76 Voir en Annexe les extraits de Guillaumin, 1937.
77 « Là où quelques essais ont été faits pour amener l’eau à l’Albane, ils ne se sont pas montrés assez efficaces, les canaux n’étant ni assez larges, ni assez profonds. » Guillaumin, 1937.
78 Elles ne sont pas toutes visibles à l’échelle choisie sur ce document imprimé.
79 Voir en annexe : « ce sont les marais, d’ailleurs diminués depuis 100 ans par l’assainissement ». « Des travaux de drainage furent effectués dès 1830, mais uniquement dans le marais des Marches ». Guillaumin, 1937, p. 610 – 611 pour les deux citations.
80 Faute de temps nous n’avons pas pu dresser de cartographie précise de la surface de vignes, les données présentent sur le site géoportail ne sont pas satisfaisantes.

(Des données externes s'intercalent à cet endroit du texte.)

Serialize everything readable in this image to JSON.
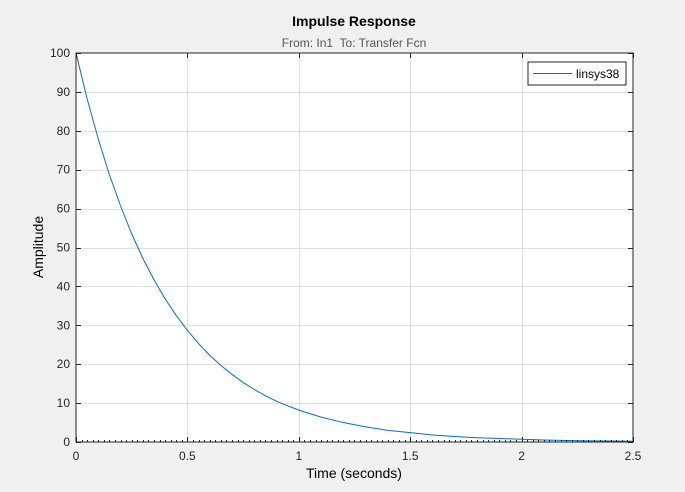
{
  "figure": {
    "background": "#f0f0f0",
    "axes_background": "#ffffff"
  },
  "chart_data": {
    "type": "line",
    "title": "Impulse Response",
    "subtitle": "From: In1  To: Transfer Fcn",
    "xlabel": "Time (seconds)",
    "ylabel": "Amplitude",
    "xlim": [
      0,
      2.5
    ],
    "ylim": [
      0,
      100
    ],
    "xticks": [
      0,
      0.5,
      1,
      1.5,
      2,
      2.5
    ],
    "xtick_labels": [
      "0",
      "0.5",
      "1",
      "1.5",
      "2",
      "2.5"
    ],
    "yticks": [
      0,
      10,
      20,
      30,
      40,
      50,
      60,
      70,
      80,
      90,
      100
    ],
    "ytick_labels": [
      "0",
      "10",
      "20",
      "30",
      "40",
      "50",
      "60",
      "70",
      "80",
      "90",
      "100"
    ],
    "grid": true,
    "legend": {
      "position": "top-right",
      "entries": [
        "linsys38"
      ]
    },
    "series": [
      {
        "name": "linsys38",
        "color": "#0072bd",
        "x": [
          0,
          0.05,
          0.1,
          0.15,
          0.2,
          0.25,
          0.3,
          0.35,
          0.4,
          0.45,
          0.5,
          0.55,
          0.6,
          0.65,
          0.7,
          0.75,
          0.8,
          0.85,
          0.9,
          0.95,
          1.0,
          1.1,
          1.2,
          1.3,
          1.4,
          1.5,
          1.6,
          1.7,
          1.8,
          1.9,
          2.0,
          2.1,
          2.2,
          2.3,
          2.4,
          2.5
        ],
        "y": [
          100,
          88.2,
          77.9,
          68.7,
          60.7,
          53.5,
          47.2,
          41.7,
          36.8,
          32.5,
          28.7,
          25.3,
          22.3,
          19.7,
          17.4,
          15.3,
          13.5,
          11.9,
          10.5,
          9.3,
          8.2,
          6.4,
          5.0,
          3.9,
          3.0,
          2.4,
          1.8,
          1.4,
          1.1,
          0.9,
          0.7,
          0.5,
          0.4,
          0.3,
          0.25,
          0.2
        ]
      }
    ]
  }
}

81 Pour l’ensemble du paragraphe, les méthodologies et le vocabulaire se référer aux manuels de G. Chouquer et entre autre (Chouquer, L’étude des paysages. Essai sur leurs formes et leur histoire, 2000), ainsi que le manuel à paraître très prochainement (Robert S. , Sources et techniques de l’archéogéographie, 2011 à paraitre). Enfin le lecteur pourra se reporter au site internet www.archeogeographie.org.
82 D’après les méthodologies mises en place en archéogéographie et le principe d’ « isoclinie » (Chouquer, 2000) et (Robert, 2011 à paraître). Les orientations dominantes observées à l’oeil nue ont été mises en évidences et affinées avec un tri portant sur les lignes vectorisées. Cette étape est automatisée grâce à l’usage du SIG et du logiciel morphAL. Le seuil d’amplitude a été défini à 5° et a permis de mettre en évidence deux classes pour lesquelles le nombre d’objets est dominant.